Pour une poignée de dollars (Per un pugno di dollari) – de Sergio Leone – 1964
Un cigarillo dont le goût et l’odeur le mettaient d’une humeur exécrable idéale pour le rôle, des bottes et un revolver empruntés au Rowdy Yates de sa série Rawhide, un poncho dégoté chez un fripier, une barbe de cinq jours pour gommer son côté trop lisse, et la plupart de ses dialogues effacés pour privilégier l’intensité de son regard… En quelques plans, en prenant le contre-pied de son image de jeune premier télévisuel, Clint Eastwood profite d’un tournage estival en Espagne pour entrer dans la légende.
Sans lui, le film aurait sans doute quand même marqué l’histoire du western et du cinéma italien. Sans doute. Mais le succès aurait-il été le même ? Le génie de Sergio Leone, déjà frappant mais pas encore aussi spectaculaire que pour Il était une fois dans l’Ouest, aurait-il été aussi bien mis en valeur ? Pas sûr, pas sûr…

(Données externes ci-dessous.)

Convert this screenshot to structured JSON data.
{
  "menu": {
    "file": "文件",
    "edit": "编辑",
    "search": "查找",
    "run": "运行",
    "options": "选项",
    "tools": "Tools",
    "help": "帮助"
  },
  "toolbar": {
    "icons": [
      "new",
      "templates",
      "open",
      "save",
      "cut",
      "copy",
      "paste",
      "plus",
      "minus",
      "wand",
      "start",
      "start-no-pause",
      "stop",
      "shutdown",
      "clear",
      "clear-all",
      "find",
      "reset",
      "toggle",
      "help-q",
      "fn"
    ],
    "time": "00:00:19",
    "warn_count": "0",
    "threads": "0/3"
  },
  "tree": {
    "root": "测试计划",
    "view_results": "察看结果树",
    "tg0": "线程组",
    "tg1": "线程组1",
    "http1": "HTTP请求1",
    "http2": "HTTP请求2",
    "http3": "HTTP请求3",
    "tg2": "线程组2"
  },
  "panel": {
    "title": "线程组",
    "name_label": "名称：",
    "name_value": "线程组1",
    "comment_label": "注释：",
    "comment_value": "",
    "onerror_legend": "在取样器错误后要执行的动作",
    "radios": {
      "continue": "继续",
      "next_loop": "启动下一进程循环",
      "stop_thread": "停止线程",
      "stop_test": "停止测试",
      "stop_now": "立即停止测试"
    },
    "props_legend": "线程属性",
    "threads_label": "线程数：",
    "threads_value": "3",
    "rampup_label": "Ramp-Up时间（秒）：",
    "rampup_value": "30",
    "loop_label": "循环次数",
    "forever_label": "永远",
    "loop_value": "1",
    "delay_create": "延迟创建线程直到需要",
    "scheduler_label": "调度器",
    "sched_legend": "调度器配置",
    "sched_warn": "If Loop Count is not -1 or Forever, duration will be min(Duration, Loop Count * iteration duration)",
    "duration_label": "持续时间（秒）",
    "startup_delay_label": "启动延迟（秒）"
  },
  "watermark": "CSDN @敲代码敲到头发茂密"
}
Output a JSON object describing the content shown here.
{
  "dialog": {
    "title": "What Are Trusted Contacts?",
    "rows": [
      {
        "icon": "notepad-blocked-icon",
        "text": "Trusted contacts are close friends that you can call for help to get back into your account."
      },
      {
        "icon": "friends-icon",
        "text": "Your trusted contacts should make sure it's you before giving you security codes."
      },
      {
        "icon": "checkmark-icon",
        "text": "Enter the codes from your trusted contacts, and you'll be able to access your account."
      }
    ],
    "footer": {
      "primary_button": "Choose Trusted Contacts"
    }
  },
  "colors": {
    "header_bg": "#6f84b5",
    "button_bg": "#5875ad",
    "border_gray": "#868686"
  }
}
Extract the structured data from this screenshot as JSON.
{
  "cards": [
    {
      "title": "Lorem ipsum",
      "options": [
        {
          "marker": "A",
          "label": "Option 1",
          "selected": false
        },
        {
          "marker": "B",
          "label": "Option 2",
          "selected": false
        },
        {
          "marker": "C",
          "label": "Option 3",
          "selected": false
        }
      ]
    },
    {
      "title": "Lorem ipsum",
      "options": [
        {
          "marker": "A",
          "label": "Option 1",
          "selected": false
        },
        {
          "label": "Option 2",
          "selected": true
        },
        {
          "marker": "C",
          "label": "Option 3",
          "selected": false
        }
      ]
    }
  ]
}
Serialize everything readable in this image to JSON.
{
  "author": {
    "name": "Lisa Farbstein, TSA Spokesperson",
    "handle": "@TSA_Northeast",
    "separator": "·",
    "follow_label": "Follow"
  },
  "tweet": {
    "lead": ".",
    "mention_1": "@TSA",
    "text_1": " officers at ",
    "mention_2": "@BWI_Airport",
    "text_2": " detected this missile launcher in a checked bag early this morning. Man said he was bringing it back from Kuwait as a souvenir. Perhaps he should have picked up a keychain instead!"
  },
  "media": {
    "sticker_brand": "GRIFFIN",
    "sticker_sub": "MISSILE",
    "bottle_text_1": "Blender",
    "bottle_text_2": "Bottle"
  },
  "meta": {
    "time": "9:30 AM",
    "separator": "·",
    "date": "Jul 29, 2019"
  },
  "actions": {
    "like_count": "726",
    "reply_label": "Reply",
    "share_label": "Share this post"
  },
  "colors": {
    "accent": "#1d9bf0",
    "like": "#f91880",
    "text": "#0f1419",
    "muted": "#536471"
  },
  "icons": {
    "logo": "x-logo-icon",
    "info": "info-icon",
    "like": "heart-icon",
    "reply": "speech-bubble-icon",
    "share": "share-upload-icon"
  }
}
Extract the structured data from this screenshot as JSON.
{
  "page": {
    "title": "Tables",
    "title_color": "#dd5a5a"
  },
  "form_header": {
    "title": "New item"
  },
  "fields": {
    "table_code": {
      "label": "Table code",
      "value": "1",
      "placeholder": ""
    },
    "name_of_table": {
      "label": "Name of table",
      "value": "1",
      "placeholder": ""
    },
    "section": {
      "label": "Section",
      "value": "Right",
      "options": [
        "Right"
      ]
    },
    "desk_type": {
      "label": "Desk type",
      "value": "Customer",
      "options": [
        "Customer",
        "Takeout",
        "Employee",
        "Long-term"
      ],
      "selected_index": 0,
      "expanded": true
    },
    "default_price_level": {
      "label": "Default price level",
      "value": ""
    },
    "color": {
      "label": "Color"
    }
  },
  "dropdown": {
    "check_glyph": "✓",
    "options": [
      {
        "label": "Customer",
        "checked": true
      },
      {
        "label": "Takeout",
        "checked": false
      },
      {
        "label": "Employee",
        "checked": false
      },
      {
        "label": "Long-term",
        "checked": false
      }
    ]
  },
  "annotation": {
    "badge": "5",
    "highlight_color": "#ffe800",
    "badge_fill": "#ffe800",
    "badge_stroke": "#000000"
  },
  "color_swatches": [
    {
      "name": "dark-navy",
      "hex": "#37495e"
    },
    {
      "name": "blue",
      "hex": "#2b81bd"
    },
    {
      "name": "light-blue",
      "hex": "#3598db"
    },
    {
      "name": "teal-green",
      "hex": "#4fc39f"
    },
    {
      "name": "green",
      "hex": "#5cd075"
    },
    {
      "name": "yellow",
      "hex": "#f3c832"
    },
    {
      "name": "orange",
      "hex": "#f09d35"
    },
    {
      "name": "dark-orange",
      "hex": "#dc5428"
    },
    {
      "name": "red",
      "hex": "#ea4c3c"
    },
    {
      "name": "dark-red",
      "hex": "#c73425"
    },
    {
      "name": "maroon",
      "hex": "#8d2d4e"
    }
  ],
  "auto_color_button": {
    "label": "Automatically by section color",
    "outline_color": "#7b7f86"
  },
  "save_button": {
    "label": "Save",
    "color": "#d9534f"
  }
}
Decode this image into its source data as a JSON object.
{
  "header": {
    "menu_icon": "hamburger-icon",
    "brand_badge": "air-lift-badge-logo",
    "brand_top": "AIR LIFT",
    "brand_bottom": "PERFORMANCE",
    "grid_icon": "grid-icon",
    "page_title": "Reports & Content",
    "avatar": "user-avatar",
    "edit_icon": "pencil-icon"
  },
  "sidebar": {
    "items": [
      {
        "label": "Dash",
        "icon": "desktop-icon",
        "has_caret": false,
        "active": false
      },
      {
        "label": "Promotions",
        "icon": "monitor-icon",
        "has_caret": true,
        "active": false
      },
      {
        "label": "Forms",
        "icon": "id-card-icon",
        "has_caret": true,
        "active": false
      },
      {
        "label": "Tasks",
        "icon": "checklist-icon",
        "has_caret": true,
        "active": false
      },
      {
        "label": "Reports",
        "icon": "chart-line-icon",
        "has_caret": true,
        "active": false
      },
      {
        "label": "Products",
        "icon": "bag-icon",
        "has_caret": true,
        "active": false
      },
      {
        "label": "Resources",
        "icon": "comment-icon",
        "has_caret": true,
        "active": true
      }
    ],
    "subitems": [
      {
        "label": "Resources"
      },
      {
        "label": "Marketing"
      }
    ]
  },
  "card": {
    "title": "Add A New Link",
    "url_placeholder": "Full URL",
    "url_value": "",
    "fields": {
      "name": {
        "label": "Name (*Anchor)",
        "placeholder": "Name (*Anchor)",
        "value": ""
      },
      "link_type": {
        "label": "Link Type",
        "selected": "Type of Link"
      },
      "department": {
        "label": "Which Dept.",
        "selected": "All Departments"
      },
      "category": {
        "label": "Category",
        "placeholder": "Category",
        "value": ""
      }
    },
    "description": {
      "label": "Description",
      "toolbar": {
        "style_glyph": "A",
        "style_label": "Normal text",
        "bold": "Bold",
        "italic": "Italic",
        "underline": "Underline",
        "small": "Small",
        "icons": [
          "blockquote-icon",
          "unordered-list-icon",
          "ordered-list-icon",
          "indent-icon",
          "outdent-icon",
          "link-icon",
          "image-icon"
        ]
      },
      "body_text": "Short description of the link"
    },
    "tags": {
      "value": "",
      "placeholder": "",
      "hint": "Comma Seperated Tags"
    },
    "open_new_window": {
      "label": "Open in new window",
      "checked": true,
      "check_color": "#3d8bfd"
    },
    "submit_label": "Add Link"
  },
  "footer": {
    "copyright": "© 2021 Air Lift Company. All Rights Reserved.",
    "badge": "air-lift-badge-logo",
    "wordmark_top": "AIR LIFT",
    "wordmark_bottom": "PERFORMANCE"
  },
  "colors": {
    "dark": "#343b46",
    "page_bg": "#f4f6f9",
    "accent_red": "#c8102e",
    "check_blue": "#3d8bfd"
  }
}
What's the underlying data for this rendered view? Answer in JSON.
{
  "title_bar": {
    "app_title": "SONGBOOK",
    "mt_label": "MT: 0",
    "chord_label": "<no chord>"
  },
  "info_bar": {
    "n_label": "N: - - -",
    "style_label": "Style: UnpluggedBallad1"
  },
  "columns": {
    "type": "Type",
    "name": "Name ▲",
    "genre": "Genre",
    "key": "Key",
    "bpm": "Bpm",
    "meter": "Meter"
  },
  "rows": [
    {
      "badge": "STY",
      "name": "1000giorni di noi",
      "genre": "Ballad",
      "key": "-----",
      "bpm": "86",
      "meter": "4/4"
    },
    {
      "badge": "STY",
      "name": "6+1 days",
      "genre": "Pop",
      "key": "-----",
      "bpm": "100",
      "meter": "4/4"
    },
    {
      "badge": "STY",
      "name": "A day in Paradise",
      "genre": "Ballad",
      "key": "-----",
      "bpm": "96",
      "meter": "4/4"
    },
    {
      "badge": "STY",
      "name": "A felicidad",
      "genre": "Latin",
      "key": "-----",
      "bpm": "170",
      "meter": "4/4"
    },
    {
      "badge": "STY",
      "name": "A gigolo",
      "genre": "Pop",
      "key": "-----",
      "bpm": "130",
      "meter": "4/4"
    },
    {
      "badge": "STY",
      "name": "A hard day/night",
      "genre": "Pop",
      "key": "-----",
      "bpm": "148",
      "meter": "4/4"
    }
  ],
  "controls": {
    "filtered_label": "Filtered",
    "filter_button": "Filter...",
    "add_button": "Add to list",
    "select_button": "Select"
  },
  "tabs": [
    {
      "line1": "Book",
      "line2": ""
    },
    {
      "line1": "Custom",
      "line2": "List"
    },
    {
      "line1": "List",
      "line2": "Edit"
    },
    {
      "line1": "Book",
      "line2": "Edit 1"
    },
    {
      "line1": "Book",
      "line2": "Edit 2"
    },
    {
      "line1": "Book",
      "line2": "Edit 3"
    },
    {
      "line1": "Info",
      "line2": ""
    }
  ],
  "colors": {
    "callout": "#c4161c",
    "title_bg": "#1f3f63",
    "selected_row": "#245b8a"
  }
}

Pour une poignée de dollars est un film mythique, c’est aussi l’histoire d’une rencontre qui a scellé le destin de l’acteur, du réalisateur, du western, et de la production cinéma des dix ans à venir en Italie. On ne va pas revenir sur la naissance du « western spaghetti » et sur les centaines de films qui ont fait vivre le genre, n’égalant que rarement la réussite de cette « trilogie du dollars » qui se poursuivra avec Et pour quelques dollars de plus et Le Bon, la brute et le truand.
On a souvent dit que Leone avait dynamité les codes du western hollywoodien. Ce n’est pas tout à fait vrai. Toute l’imagerie westernienne traditionnelle est bien là, dans cette histoire d’un cavalier mystérieux qui débarque dans une petite ville rongée par la guerre que se livrent deux familles puissantes. Ce que Leone apporte, c’est sa volonté de rendre palpable la poussière, la violence et le sang.
C’est aussi son style inimitable mais si souvent copié : cette manière de dilater le temps et d’alterner plans très larges et très gros plans (une logique qu’il poussera encore plus loin dans ses westerns suivants). Plus que l’intrigue, adaptée du Yojimbo de Kurosawa, c’est cette approche visuelle que Leone emprunte au cinéma japonais, filmant les duels aux pistolets comme les combats des films de sabre.
Pour une poignée de dollars est un film entièrement tourné vers le plaisir du spectateur, quitte à prendre quelques libertés avec la vraisemblance. Cette logique est frappante dans la séquence de cavalcade qui suit la délivrance de Marisol et de sa famille. L’enjeu pour « l’homme sans nom » (qui en a un : Joe) est de prendre de vitesse les sbires de Gian Maria Volonte entre une maison et une autre, qui paraissent relativement proches, mais entre lesquelles les personnages se lancent dans une course poursuite interminable à travers la montagne et le désert. Pour le seul plaisir de créer un suspense effectivement très efficace.
C’est aussi dans ce film qu’apparaît la vocation masochiste de Clint Eastwood, battu avec sadisme par les hommes de Volonte et laissé pour mort, avant de se relever et de réapparaître lors d’un duel, comme à l’abri des balles. La naissance d’une autre figure récurrente du cinéma eastwoodien, qui ne cessera de revenir d’entre les morts, de L’Homme des hautes plaines à Pale Rider en passant par Le Retour de l’Inspecteur Harry.